P.C. MAHALANOBIS
CONTRIBUTIONS
Mahalanobis Distance
Mahalanobis Distance
is one of the most widely used metric to find how much a point diverges from a
distribution, based on measurements in multiple dimensions. It is widely used
in the field of cluster analysis and classification. It was first proposed by
Mahalanobis in 1930 in context of his study on racial likeness. From a
chance meeting with Nelson Annandale,
then the director of the Zoological Survey of India, at the 1920
Nagpur session of the Indian Science Congress led to Annandale asking him to
analyse anthropometric measurements of
Anglo-Indians in Calcutta. Mahalanobis had been influenced by the
anthropometric studies published in the journal Biometrika and
he chose to ask the questions on what factors influence the formation of
European and Indian marriages.

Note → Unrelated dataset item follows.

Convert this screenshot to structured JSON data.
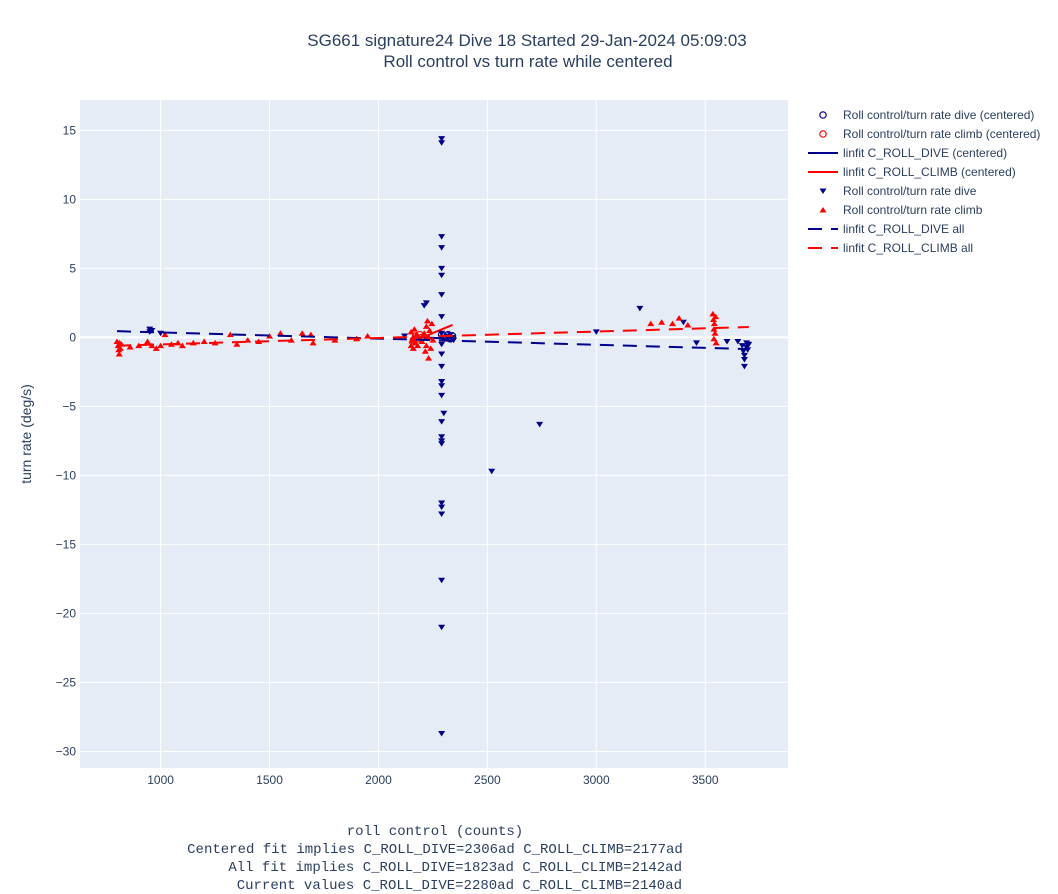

He wanted to examine if the Indian side came
from any specific castes. He used the data collected by Annandale and the
caste-specific measurements made by Herbert Risley to come up with the
conclusion that the sample represented a mix of Europeans mainly with people
from Bengal and Punjab but not with those from the Northwest Frontier Provinces
or from Chhota Nagpur. He also concluded that the intermixture more frequently
involved the higher castes than the lower ones. This analysis was
described by his first scientific paper in 1922. During the course of
these studies he found a way of comparing and grouping populations using a
multivariate distance measure. This measure, denoted "D2"
and now eponymously named Mahalanobis distance, is independent of
measurement scale. Mahalanobis also took an interest in physical
anthropology and in the accurate measurement of skull measurements for which he
developed an instrument that he called the "profiloscope".